Lives of the fellows

Anthony Relhan

b.1715 d.Oct 1776
AB Dublin(1735) MD(1743) FRCP(1764)

Anthony Relhan, M.D., was educated at Trinity college, Dublin. He was entered a scholar there in 1734; proceeded A.B. in the spring of 1735, and on the 15th October, 1740, being then twenty-five years old, entered himself on the physic line at Leyden. Returning to Dublin, he graduated doctor of medicine there, 12th July, 1743; and in October, 1747, was admitted a fellow of the King and Queen’s College of Physicians of Ireland, of which learned body he was president in 1755. He held the office of physician to Mercers’ hospital, and would seem to have occupied a distinguished position among the physicians of the Irish capital Having however about the year 1758 prescribed James’s powder, the members of the college over which he had so recently presided, resented this encouragement given to a quack medicine and refused to join with Dr. Relhan in consultation.

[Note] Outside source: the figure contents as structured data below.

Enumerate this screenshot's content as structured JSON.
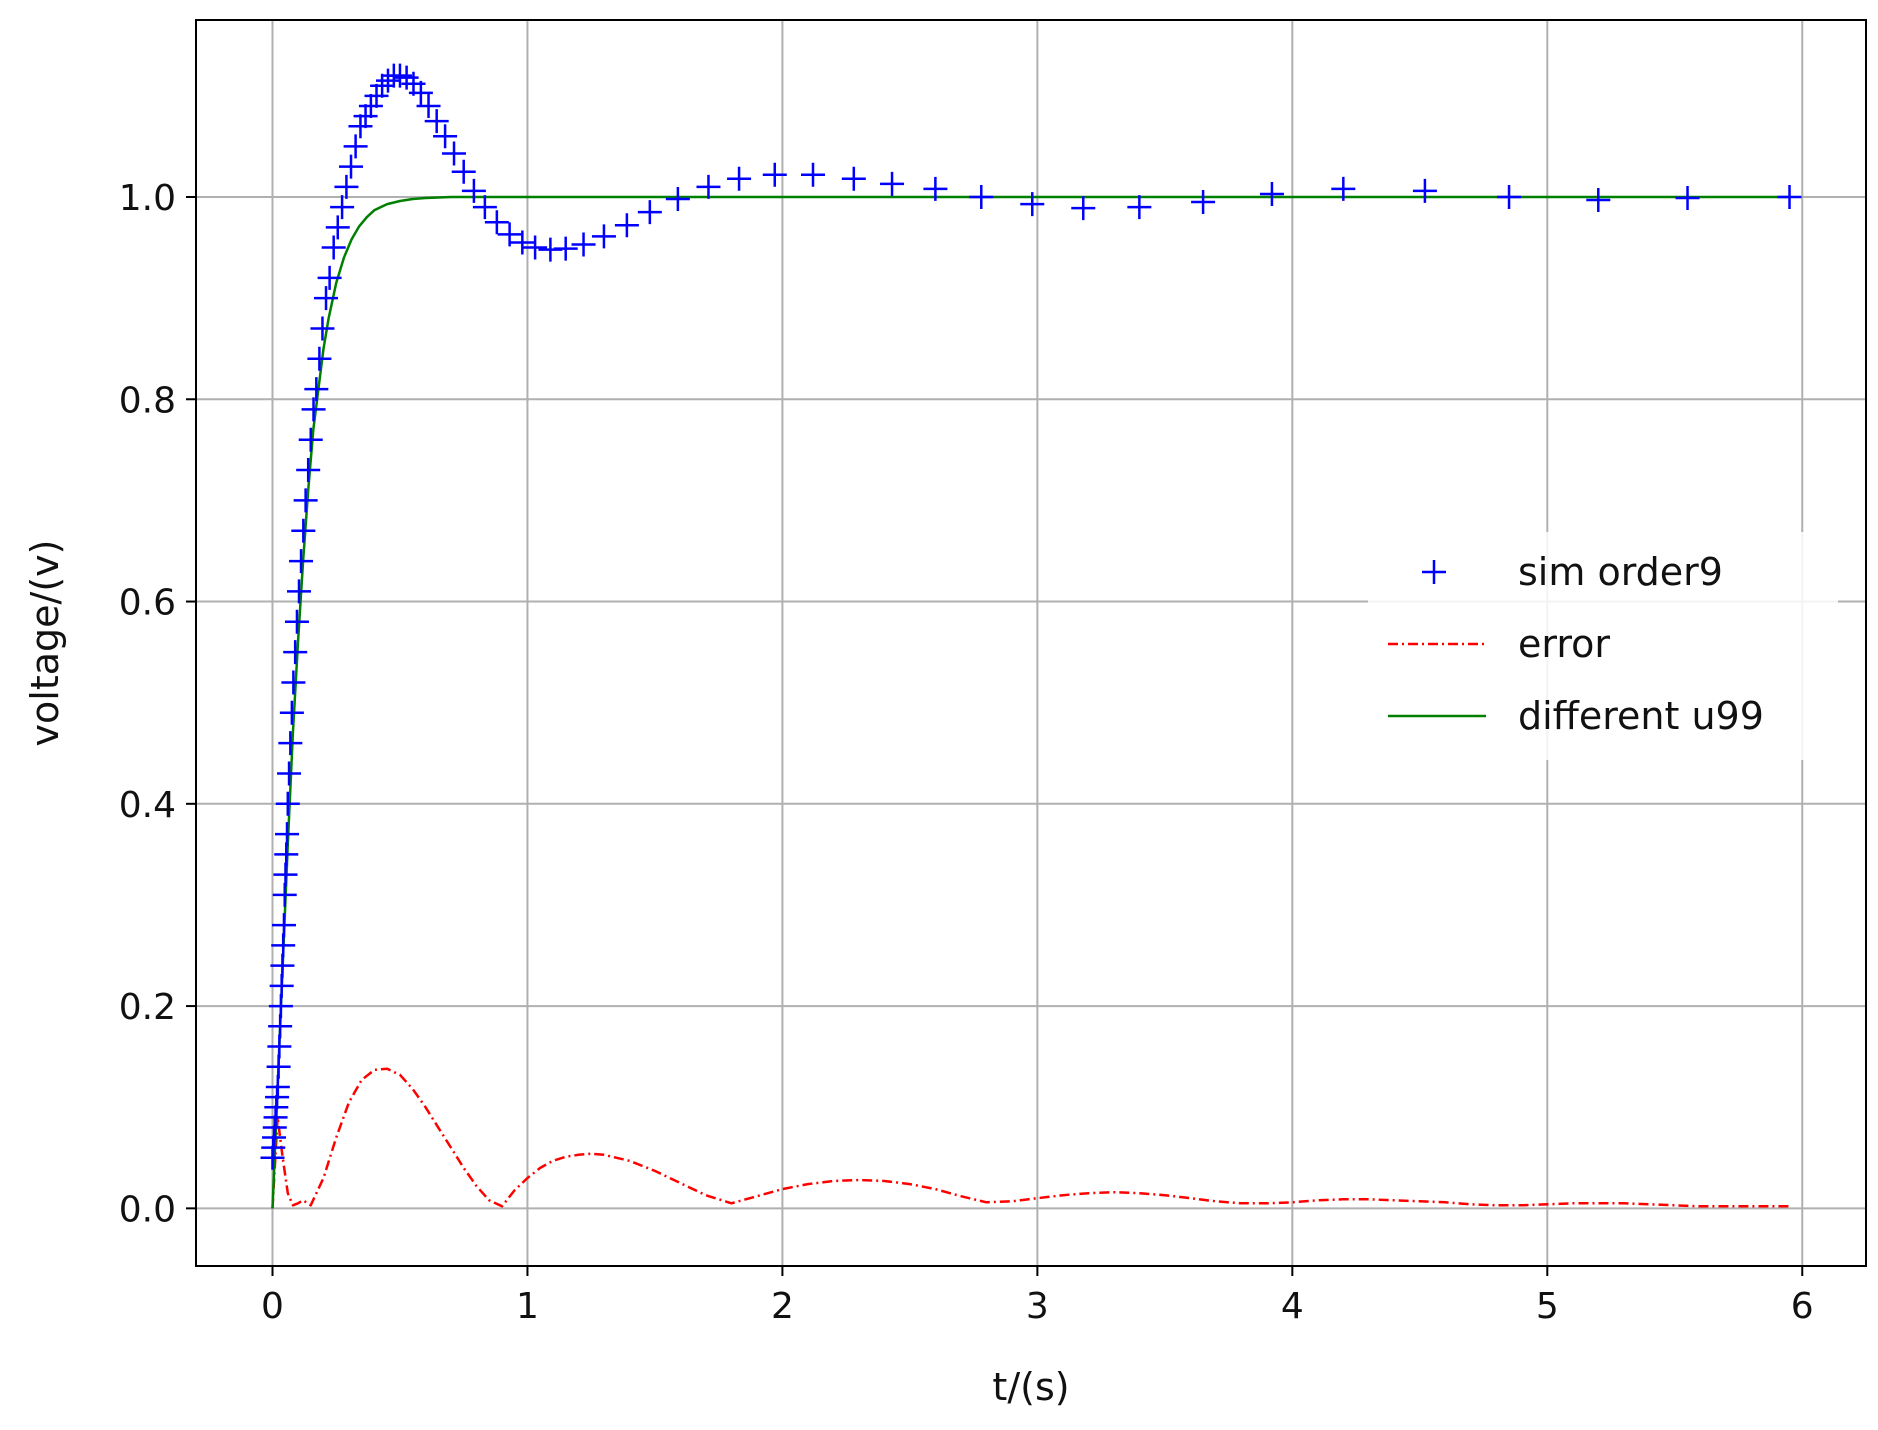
{
  "chart_data": {
    "type": "line",
    "title": "",
    "xlabel": "t/(s)",
    "ylabel": "voltage/(v)",
    "xlim": [
      -0.3,
      6.25
    ],
    "ylim": [
      -0.057,
      1.175
    ],
    "xticks": [
      0,
      1,
      2,
      3,
      4,
      5,
      6
    ],
    "xtick_labels": [
      "0",
      "1",
      "2",
      "3",
      "4",
      "5",
      "6"
    ],
    "yticks": [
      0.0,
      0.2,
      0.4,
      0.6,
      0.8,
      1.0
    ],
    "ytick_labels": [
      "0.0",
      "0.2",
      "0.4",
      "0.6",
      "0.8",
      "1.0"
    ],
    "grid": true,
    "legend_position": "center-right",
    "series": [
      {
        "name": "sim order9",
        "style": "markers-plus",
        "color": "#0000ff",
        "x": [
          0.0,
          0.003,
          0.006,
          0.009,
          0.012,
          0.015,
          0.018,
          0.021,
          0.024,
          0.027,
          0.03,
          0.033,
          0.036,
          0.039,
          0.042,
          0.045,
          0.048,
          0.051,
          0.054,
          0.057,
          0.06,
          0.065,
          0.07,
          0.076,
          0.082,
          0.089,
          0.096,
          0.104,
          0.112,
          0.121,
          0.13,
          0.14,
          0.15,
          0.161,
          0.172,
          0.184,
          0.196,
          0.21,
          0.224,
          0.24,
          0.256,
          0.273,
          0.29,
          0.308,
          0.326,
          0.345,
          0.365,
          0.386,
          0.408,
          0.43,
          0.453,
          0.476,
          0.5,
          0.526,
          0.553,
          0.582,
          0.612,
          0.644,
          0.677,
          0.712,
          0.75,
          0.79,
          0.833,
          0.88,
          0.93,
          0.98,
          1.03,
          1.09,
          1.15,
          1.22,
          1.3,
          1.39,
          1.48,
          1.59,
          1.71,
          1.83,
          1.97,
          2.12,
          2.28,
          2.43,
          2.6,
          2.78,
          2.98,
          3.18,
          3.4,
          3.65,
          3.92,
          4.2,
          4.52,
          4.85,
          5.2,
          5.55,
          5.95
        ],
        "y": [
          0.05,
          0.06,
          0.07,
          0.08,
          0.09,
          0.1,
          0.11,
          0.12,
          0.14,
          0.16,
          0.18,
          0.2,
          0.22,
          0.24,
          0.26,
          0.28,
          0.31,
          0.33,
          0.35,
          0.37,
          0.4,
          0.43,
          0.46,
          0.49,
          0.52,
          0.55,
          0.58,
          0.61,
          0.64,
          0.67,
          0.7,
          0.73,
          0.76,
          0.79,
          0.81,
          0.84,
          0.87,
          0.9,
          0.92,
          0.95,
          0.97,
          0.99,
          1.01,
          1.03,
          1.05,
          1.07,
          1.08,
          1.09,
          1.1,
          1.11,
          1.115,
          1.12,
          1.12,
          1.118,
          1.112,
          1.103,
          1.09,
          1.075,
          1.06,
          1.043,
          1.025,
          1.006,
          0.99,
          0.975,
          0.963,
          0.955,
          0.95,
          0.948,
          0.949,
          0.953,
          0.961,
          0.972,
          0.985,
          0.998,
          1.01,
          1.018,
          1.022,
          1.022,
          1.018,
          1.013,
          1.008,
          1.0,
          0.993,
          0.989,
          0.99,
          0.995,
          1.003,
          1.008,
          1.006,
          1.0,
          0.997,
          0.999,
          1.0
        ]
      },
      {
        "name": "error",
        "style": "dashdot",
        "color": "#ff0000",
        "x": [
          0.0,
          0.02,
          0.04,
          0.06,
          0.08,
          0.1,
          0.12,
          0.15,
          0.2,
          0.25,
          0.3,
          0.35,
          0.4,
          0.45,
          0.5,
          0.55,
          0.6,
          0.65,
          0.7,
          0.75,
          0.8,
          0.85,
          0.9,
          0.95,
          1.0,
          1.05,
          1.1,
          1.15,
          1.2,
          1.25,
          1.3,
          1.4,
          1.5,
          1.6,
          1.7,
          1.8,
          1.9,
          2.0,
          2.1,
          2.2,
          2.3,
          2.4,
          2.5,
          2.6,
          2.7,
          2.8,
          2.9,
          3.0,
          3.1,
          3.2,
          3.3,
          3.4,
          3.5,
          3.6,
          3.7,
          3.8,
          3.9,
          4.0,
          4.1,
          4.2,
          4.3,
          4.4,
          4.5,
          4.6,
          4.7,
          4.8,
          4.9,
          5.0,
          5.1,
          5.2,
          5.3,
          5.4,
          5.5,
          5.6,
          5.7,
          5.8,
          5.95
        ],
        "y": [
          0.0,
          0.09,
          0.05,
          0.015,
          0.003,
          0.005,
          0.008,
          0.003,
          0.03,
          0.07,
          0.105,
          0.127,
          0.137,
          0.138,
          0.132,
          0.118,
          0.1,
          0.08,
          0.06,
          0.04,
          0.022,
          0.008,
          0.002,
          0.018,
          0.03,
          0.04,
          0.047,
          0.051,
          0.053,
          0.054,
          0.053,
          0.047,
          0.037,
          0.025,
          0.013,
          0.005,
          0.012,
          0.019,
          0.024,
          0.027,
          0.028,
          0.027,
          0.024,
          0.019,
          0.012,
          0.006,
          0.007,
          0.01,
          0.013,
          0.015,
          0.016,
          0.015,
          0.013,
          0.01,
          0.007,
          0.005,
          0.005,
          0.006,
          0.008,
          0.009,
          0.009,
          0.008,
          0.007,
          0.006,
          0.004,
          0.003,
          0.003,
          0.004,
          0.005,
          0.005,
          0.005,
          0.004,
          0.003,
          0.002,
          0.002,
          0.002,
          0.002
        ]
      },
      {
        "name": "different u99",
        "style": "solid",
        "color": "#008000",
        "x": [
          0.0,
          0.02,
          0.04,
          0.06,
          0.08,
          0.1,
          0.12,
          0.14,
          0.16,
          0.18,
          0.2,
          0.22,
          0.25,
          0.28,
          0.31,
          0.34,
          0.37,
          0.4,
          0.45,
          0.5,
          0.55,
          0.6,
          0.7,
          0.8,
          0.9,
          1.0,
          1.5,
          2.0,
          3.0,
          4.0,
          5.0,
          5.95
        ],
        "y": [
          0.0,
          0.12,
          0.24,
          0.36,
          0.47,
          0.56,
          0.64,
          0.71,
          0.77,
          0.81,
          0.85,
          0.88,
          0.915,
          0.94,
          0.958,
          0.971,
          0.98,
          0.987,
          0.993,
          0.996,
          0.998,
          0.999,
          1.0,
          1.0,
          1.0,
          1.0,
          1.0,
          1.0,
          1.0,
          1.0,
          1.0,
          1.0
        ]
      }
    ]
  }
}
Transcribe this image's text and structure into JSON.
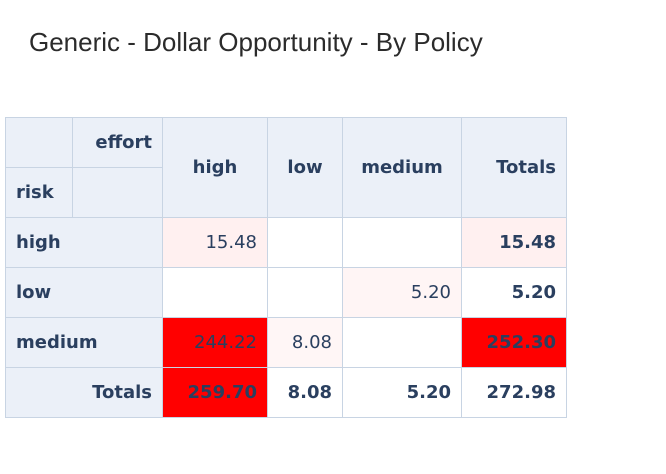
{
  "title": "Generic - Dollar Opportunity - By Policy",
  "table": {
    "column_field": "effort",
    "row_field": "risk",
    "columns": [
      "high",
      "low",
      "medium",
      "Totals"
    ],
    "rows": [
      {
        "label": "high",
        "cells": [
          "15.48",
          null,
          null,
          "15.48"
        ],
        "colors": [
          "#fff0f0",
          "#ffffff",
          "#ffffff",
          "#fff0f0"
        ]
      },
      {
        "label": "low",
        "cells": [
          null,
          null,
          "5.20",
          "5.20"
        ],
        "colors": [
          "#ffffff",
          "#ffffff",
          "#fff5f5",
          "#ffffff"
        ]
      },
      {
        "label": "medium",
        "cells": [
          "244.22",
          "8.08",
          null,
          "252.30"
        ],
        "colors": [
          "#ff0000",
          "#fff6f6",
          "#ffffff",
          "#ff0000"
        ]
      },
      {
        "label": "Totals",
        "cells": [
          "259.70",
          "8.08",
          "5.20",
          "272.98"
        ],
        "colors": [
          "#ff0000",
          "#ffffff",
          "#ffffff",
          "#ffffff"
        ]
      }
    ]
  }
}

He then opened a correspondence with Dr. James, and by his advice was induced to leave Dublin for England. The death of Dr. Russell in December, 1759, leaving an opening for a physician at Brighton, Dr. Relhan proceeded to fill it, and by his exertions and abilities maintained and augmented the reputation which Brighton was then attaining for invalids. In 1762 or 1763 he removed to London, and having, according to our Annals, been incorporated at Cambridge on his doctor’s degree, he was admitted a Candidate of the College of Physicians 25th June, 1763; and a Fellow 25th June, 1764; was Censor in 1765 and 1771; Gulstonian lecturer in 1765; and Harveian orator in 1770. Dr. Relhan died in October, 1776, and was interred in the burial ground in Paddington-street, Marylebone. Dr. Relhan was twice married. By his first wife he had a son, Richard, who graduated A.B. at Cambridge in 1776, as a member of Trinity college, and entered into holy orders; and a daughter. His second wife was the widow of Sir William Hart, a banker, in London. This lady had built herself a house in East-street, Brighton, for her summer residence, and there Dr Relhan and she annually passed some months of the bathing season until his death. The doctor’s widow continued her occasional residence there until 1786, when she disposed of the property. Dr. Relhan published—
A Short History of Brighthelmston, its Air and its Waters. 8vo. Lono. 1761.
Refutation of the Reflections against Inoculation. 4to. Lond. 1764.